Yang pasti, Amerika Serikat memenangkan Perang Dingin tanpa berjuang pasukan Soviet. Tapi karena kekalahan memalukan di Vietnam, Amerika telah terlibat dalam serangkaian konflik militer yang signifikan dan muncul sebagai pemenang hanya dua kali yakni ketika memukul mundur Saddam Hussein dari Kuwait pada tahun 1991 dan pemboman Serbia pada tahun 1995. Baru-baru ini, setelah mereka mengklaim dengan cepat kemenangan dramatis di Irak dan Afghanistan, yang terjadi kemudian justru perang gerilya yang sangat berat dan lama, yang memunculkan benih-benih yang tumbuh menjadi Negara Islam, atau ISIS.
Dalam laporan khususnya Newsweek disebutkan pada ulang tahun ke-40 dari berakhirnya perang Vietnam, tampaknya tepat untuk bertanya: Dapatkah Amerika menang perang? Dengan melihat pada situasi terkini terkait nuklir Iran , intrik Rusia, gangguan-gangguan China hingga Korea Utara?
Dalam wawancara dengan Newsweek, para ahli militer, strategi, sejarawan dan mantan pejabat pemerintah mengatakan bahwa ketika harus perang dengan Rusia, China atau Iran, Amerika akan menghadapi perang berlarut-larut tanpa kemenangan yang jelas.
Untuk sebuah negara dengan militer terbaik di dunia, hal ini tampak seperti paradoks. Dengan anggaran pertahanan tahunan mencapai puncak hingga US$500 miliar sejak 9/11, militer Amerika tak tertandingi dalam jangkauan global, kecanggihan teknologi dan kekuatan destruktif. Pembom siluman Amerika dan cyberwarriors, dapat melumpuhkan musuh utama.

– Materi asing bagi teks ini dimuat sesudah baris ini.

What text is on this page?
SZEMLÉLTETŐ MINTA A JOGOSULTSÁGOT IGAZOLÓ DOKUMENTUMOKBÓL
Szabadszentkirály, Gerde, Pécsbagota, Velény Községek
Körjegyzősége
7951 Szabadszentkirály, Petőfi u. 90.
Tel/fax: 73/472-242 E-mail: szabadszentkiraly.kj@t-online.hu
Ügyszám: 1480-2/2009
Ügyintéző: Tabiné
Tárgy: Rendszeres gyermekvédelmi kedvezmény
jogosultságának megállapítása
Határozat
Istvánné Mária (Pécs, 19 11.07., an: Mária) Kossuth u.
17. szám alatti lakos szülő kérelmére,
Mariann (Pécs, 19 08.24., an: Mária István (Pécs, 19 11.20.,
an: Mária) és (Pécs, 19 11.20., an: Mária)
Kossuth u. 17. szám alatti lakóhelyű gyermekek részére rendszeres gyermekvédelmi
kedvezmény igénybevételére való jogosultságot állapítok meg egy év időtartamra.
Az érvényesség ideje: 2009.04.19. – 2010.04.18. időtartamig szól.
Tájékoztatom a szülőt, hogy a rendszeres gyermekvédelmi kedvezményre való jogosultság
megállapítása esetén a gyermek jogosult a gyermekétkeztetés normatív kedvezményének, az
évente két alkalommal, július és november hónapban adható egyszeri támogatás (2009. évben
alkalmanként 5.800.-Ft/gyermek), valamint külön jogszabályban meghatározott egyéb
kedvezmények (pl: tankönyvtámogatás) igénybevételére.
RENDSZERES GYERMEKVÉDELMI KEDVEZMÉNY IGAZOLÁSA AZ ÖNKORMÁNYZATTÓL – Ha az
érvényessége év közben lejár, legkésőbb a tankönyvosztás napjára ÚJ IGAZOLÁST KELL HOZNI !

Namun dalam jenis perang yang dihadapi Amerika Serikat kini, senjata baru mungkin kurang penting daripada berpikir kreatif. Serangan bom dan pesawat, belum lagi kemampuan pengawasan elektronik yang kuat dari National Security Agency (NSA), faktanya belum bisa mencapai kemenangan atas Taliban atau ISIS . Memang, teknologi penting tetapi, bahkan militer AS belum menemukan cara untuk menetralisir alat peledak improvisasi, salah satu yang dihadapi di medan perang saat ini.
Jajak pendapat mengatakan Washington sebenarnya lelah dalam konflik asing. Dan strategi AS sekarang harus menggunakan cara lain untuk menemukan sesuatu yang menyerupai kemenangan. Andrew Bacevich, seorang mantan kolonel Angkatan Darat, dan veteran perang Vietnam yang sekarang mengajar di Boston University, mengatakan, saatnya untuk “mengakui batas-batas kekuatan kita, untuk mengakui keterbatasan utilitas kekuatan.”